The charm of the memorable lines is the ever-increasing number of gifts.   On each of the twelve days, the number of gifts corresponds with the day’s numerical sequence in these twelve days of Christmas.  So we begin with:  “On the first day of Christmas, my true love sent to me a partridge in a pear tree.”  Fair enough.  But “on the second day of Christmas my true love sent to me two turtle doves and a partridge in a pear tree.”  Then “on the third day of Christmas, my true love sent to me three French hens, two turtle doves and a partridge in a pear tree.”

Children immediately recognize a pattern!  Each stanza begins with “on the X day of Christmas, my true love sent to me X gifts and then a recitation of the previous gifts, ending with And a partridge in a pear tree.” 

Whereas it is rather quaint the loved one received a (one) patridge in a pear tree on day 1, the recitation of gifts on the 12th day reveals the overwhelming bounty of  the  true love’s gift giving has reached a humorous and chaotic extreme:

On the twelfth day of Christmas,

my true love sent to me

Twelve drummers drumming,

Eleven pipers piping,

Ten lords a-leaping,

Nine ladies dancing,

Eight maids a-milking,

Seven swans a-swimming,

Six geese a-laying,

Five golden rings,

Four calling birds,

Three French hens,

Two turtle doves,

And a partridge in a pear tree!


Just as there are patterns in math, there are patterns in songs and poems.  Not only are the patterns mnemonic devices helping children remember the stanzas but patterns entertain and delight.  The brain is engaged anticipating how the next stanza fulfills the pattern.  Decoding patterns whether in math or in this traditional Christmas carol is fun! 

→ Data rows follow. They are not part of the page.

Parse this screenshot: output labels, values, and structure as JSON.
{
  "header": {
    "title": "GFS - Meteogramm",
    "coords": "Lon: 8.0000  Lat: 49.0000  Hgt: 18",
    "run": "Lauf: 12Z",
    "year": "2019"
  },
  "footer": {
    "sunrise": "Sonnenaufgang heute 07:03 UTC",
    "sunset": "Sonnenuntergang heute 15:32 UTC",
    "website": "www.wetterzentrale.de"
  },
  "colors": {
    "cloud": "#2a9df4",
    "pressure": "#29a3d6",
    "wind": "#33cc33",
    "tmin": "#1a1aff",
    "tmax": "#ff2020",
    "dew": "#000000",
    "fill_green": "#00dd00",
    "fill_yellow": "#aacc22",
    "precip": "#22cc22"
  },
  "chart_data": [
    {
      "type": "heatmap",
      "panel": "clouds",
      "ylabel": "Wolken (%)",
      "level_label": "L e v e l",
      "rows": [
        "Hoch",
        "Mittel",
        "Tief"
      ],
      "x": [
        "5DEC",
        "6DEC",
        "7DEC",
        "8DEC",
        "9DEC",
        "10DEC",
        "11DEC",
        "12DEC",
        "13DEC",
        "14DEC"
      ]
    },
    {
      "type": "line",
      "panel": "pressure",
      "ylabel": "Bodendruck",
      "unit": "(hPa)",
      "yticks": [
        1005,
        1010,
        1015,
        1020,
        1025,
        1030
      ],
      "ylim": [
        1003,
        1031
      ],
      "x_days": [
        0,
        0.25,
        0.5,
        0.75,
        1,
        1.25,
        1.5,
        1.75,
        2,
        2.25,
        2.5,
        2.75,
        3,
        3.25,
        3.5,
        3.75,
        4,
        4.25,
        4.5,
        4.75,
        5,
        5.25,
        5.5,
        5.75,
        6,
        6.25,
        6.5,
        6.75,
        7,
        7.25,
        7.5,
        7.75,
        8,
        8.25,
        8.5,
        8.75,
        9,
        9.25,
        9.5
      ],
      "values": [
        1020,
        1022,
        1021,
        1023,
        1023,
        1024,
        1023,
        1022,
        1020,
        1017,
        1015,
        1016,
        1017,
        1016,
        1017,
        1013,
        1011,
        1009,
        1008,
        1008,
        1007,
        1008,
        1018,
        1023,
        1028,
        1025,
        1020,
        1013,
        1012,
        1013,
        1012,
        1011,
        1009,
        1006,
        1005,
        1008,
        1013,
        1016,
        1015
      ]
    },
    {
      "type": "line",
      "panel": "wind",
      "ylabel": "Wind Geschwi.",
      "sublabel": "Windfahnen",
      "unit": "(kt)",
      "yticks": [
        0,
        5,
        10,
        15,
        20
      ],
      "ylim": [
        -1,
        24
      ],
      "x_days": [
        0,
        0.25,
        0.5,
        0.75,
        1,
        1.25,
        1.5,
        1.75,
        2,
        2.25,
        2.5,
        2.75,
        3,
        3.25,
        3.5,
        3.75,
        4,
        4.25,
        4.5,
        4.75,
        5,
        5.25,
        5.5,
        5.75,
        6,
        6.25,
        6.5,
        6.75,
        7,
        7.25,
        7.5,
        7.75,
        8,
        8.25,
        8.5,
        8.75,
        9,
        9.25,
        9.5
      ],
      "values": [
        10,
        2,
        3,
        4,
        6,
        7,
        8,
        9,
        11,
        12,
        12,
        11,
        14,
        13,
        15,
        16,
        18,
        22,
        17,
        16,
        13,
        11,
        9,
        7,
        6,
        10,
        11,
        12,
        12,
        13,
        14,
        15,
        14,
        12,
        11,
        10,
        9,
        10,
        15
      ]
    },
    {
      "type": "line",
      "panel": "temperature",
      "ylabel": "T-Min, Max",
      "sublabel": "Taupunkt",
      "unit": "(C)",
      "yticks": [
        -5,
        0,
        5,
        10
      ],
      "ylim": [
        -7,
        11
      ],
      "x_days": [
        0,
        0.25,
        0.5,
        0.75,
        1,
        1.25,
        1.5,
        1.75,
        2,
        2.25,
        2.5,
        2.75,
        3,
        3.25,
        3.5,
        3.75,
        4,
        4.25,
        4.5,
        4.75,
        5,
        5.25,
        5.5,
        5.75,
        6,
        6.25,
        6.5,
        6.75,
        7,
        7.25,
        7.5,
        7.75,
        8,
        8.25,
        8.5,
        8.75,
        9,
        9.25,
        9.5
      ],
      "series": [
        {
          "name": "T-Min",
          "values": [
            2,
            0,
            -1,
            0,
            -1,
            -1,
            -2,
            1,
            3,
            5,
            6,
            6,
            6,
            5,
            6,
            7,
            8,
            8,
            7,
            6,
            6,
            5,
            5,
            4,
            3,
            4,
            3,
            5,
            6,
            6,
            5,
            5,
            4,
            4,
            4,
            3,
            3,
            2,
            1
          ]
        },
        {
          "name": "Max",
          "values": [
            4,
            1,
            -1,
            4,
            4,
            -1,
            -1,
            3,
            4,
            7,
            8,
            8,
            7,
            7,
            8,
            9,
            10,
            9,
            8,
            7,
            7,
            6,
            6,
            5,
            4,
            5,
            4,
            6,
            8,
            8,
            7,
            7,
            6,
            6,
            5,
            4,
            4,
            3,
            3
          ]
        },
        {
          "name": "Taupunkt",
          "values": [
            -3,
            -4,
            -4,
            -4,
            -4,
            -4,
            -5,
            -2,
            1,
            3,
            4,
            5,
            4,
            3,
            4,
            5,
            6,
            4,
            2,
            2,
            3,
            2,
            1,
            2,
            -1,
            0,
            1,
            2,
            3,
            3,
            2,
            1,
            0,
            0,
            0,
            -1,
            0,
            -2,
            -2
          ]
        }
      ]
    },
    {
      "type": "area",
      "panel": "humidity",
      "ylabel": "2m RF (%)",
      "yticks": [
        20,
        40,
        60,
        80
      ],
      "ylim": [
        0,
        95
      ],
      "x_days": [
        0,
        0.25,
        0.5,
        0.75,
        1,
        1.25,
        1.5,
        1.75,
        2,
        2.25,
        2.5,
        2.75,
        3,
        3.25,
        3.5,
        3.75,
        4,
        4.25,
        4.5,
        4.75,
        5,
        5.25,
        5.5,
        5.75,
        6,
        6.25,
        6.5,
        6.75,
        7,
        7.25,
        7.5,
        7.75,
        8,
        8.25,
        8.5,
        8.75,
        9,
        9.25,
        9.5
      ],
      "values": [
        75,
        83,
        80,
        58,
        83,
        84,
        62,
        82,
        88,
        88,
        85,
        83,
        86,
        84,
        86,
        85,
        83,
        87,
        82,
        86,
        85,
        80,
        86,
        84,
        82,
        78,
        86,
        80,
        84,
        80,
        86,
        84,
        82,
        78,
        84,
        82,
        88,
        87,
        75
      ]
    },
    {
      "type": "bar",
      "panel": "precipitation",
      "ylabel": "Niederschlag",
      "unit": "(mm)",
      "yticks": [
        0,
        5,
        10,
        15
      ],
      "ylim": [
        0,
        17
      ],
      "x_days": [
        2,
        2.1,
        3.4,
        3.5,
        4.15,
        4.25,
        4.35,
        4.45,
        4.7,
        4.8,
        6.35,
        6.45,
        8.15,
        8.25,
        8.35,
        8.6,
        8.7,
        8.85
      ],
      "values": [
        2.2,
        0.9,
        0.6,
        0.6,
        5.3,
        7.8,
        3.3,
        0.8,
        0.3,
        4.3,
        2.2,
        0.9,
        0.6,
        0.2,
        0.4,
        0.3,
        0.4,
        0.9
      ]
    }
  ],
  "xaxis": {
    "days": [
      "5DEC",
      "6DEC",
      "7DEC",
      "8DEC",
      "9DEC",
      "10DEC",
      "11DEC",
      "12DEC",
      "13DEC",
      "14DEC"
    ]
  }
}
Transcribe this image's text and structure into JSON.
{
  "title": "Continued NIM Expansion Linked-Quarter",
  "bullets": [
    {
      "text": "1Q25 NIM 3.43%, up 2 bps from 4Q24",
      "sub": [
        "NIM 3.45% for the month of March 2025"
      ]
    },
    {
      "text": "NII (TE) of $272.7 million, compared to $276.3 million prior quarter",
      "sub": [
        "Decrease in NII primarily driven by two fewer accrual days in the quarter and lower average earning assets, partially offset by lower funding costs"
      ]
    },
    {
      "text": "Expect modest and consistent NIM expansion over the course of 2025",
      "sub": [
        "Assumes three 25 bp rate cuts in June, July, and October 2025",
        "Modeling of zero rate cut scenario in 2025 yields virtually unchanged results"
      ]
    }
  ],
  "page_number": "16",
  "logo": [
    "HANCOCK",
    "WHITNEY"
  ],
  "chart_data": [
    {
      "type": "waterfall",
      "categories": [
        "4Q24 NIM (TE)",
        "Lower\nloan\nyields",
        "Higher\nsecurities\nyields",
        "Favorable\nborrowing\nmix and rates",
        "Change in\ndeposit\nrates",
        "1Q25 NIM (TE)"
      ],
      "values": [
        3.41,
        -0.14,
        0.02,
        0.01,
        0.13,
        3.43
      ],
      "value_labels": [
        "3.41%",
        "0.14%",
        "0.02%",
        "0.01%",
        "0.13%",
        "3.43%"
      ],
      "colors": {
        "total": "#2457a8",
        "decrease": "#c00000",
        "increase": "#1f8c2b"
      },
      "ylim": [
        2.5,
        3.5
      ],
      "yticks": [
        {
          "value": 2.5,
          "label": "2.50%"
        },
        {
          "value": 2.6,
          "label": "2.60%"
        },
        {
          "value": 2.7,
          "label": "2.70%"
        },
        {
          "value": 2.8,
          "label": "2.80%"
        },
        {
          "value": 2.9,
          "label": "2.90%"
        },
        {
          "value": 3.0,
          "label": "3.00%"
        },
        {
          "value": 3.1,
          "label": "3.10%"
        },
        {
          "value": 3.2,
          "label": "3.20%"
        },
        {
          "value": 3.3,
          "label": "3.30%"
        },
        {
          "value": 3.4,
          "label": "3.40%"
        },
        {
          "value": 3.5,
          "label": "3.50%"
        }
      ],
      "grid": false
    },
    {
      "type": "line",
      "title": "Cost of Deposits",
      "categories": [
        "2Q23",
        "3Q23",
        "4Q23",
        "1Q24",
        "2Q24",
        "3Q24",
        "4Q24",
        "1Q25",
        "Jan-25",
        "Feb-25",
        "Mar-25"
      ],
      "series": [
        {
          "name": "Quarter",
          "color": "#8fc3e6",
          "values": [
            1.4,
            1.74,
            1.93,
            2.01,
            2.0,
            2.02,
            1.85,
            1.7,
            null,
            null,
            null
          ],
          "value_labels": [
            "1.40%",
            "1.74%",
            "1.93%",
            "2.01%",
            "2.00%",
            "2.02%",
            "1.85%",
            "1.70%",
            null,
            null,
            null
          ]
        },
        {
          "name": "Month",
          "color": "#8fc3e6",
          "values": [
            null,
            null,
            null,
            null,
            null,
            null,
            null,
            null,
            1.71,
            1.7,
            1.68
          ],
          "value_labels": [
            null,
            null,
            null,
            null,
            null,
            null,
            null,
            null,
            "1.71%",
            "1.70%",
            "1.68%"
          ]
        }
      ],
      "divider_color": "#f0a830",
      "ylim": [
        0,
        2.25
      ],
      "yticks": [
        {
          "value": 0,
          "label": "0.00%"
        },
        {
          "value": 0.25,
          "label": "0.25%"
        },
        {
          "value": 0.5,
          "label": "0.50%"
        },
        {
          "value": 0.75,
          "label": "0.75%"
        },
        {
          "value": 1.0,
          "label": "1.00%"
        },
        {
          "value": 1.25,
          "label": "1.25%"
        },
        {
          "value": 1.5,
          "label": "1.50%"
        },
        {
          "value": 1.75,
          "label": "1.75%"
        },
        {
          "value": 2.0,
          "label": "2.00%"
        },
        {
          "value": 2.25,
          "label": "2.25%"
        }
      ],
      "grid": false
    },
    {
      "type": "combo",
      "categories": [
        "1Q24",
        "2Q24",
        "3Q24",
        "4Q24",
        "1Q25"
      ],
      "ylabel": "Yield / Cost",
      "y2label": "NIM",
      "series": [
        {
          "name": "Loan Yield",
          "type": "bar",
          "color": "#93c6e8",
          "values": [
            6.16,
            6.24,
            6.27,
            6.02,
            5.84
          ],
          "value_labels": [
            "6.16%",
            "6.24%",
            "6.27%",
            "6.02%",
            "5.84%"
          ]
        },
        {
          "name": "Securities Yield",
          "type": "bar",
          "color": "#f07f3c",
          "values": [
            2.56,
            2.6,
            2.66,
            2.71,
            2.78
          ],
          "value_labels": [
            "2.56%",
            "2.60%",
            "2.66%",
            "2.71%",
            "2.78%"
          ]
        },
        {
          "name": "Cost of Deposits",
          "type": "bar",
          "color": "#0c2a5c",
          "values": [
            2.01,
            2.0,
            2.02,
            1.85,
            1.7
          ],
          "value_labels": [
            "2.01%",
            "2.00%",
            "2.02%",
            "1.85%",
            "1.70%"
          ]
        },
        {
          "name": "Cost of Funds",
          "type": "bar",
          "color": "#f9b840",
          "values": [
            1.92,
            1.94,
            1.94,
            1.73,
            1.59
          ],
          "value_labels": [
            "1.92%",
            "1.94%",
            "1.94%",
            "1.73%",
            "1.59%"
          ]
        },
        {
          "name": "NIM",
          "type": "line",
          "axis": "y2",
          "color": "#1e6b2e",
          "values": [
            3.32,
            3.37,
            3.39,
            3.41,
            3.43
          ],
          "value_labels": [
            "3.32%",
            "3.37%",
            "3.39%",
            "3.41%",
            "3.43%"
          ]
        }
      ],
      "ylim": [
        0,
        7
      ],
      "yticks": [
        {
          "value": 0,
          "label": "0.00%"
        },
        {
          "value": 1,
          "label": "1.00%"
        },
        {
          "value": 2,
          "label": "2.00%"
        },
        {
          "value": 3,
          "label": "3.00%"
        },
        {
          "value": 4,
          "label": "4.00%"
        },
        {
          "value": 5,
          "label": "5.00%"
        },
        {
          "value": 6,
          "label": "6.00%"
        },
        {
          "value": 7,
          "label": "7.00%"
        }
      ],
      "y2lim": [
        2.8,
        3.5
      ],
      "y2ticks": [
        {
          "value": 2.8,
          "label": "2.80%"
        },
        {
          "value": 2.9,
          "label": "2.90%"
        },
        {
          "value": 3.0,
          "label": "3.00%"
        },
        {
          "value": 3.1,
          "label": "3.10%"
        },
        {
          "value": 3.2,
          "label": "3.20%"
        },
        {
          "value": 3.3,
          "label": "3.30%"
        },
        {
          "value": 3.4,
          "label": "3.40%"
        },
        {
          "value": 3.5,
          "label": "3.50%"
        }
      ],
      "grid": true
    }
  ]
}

How many gifts did the loved one receive?  Seventy-eight!      




Thank You for Customer Review on Amazon

Wednesday, December 2nd, 2009

Hi everyone,

It’s fun to log on to Amazon and discover an Amazon customer (S. Hanany) loves my book and has posted a review!  Here it is: 

Excellent learning tool!  Makes math fun and easy to understand!  This book is great! My daughter, who is 10, has always had problems with math. She is in 5th grade and is clearly struggling. The author shows these little tricks and strategies that make math very easy and less intimidating to a child thinks it’s too hard. The pictures make it fun as well. I would definitely recommend it as a tool to help make math more fun and less work.

I live for reviews such as this!  Amazon now lets you post a comment about the review so I replied:

Thank you for your kind comments! Although the illustrations are designed for a younger child, my workbook is popular with older students like your daughter. My graphic artists and I spent two years designing the book cover to cover. There is art on every page such as watermark figures to trace. Many children who have an aptitude for math have an aptitude for art. I want to encourage this.

Just as you say, the tricks and strategies make learning the times tables so much easier. It’s not only difficult but highly inefficient to learn one math fact at a time. Seeing a pattern makes learning the table so much easier. Why not discover the beauty and logic of math at an early age? Instead of rote drills, let’s teach the tables in such a way that children are intrigued by math. I want all children to say, “I love math!”  (Eugenia Francis, the author)


It’s very gratifying to know that children are benefiting from my method.  In 2006, I had taught one child (my son) this method.  Now over 8,000 children have learned the times tables using my method!  Thank you S. Hanany and other parents and teachers for trying my workbook and sharing your success stories with others.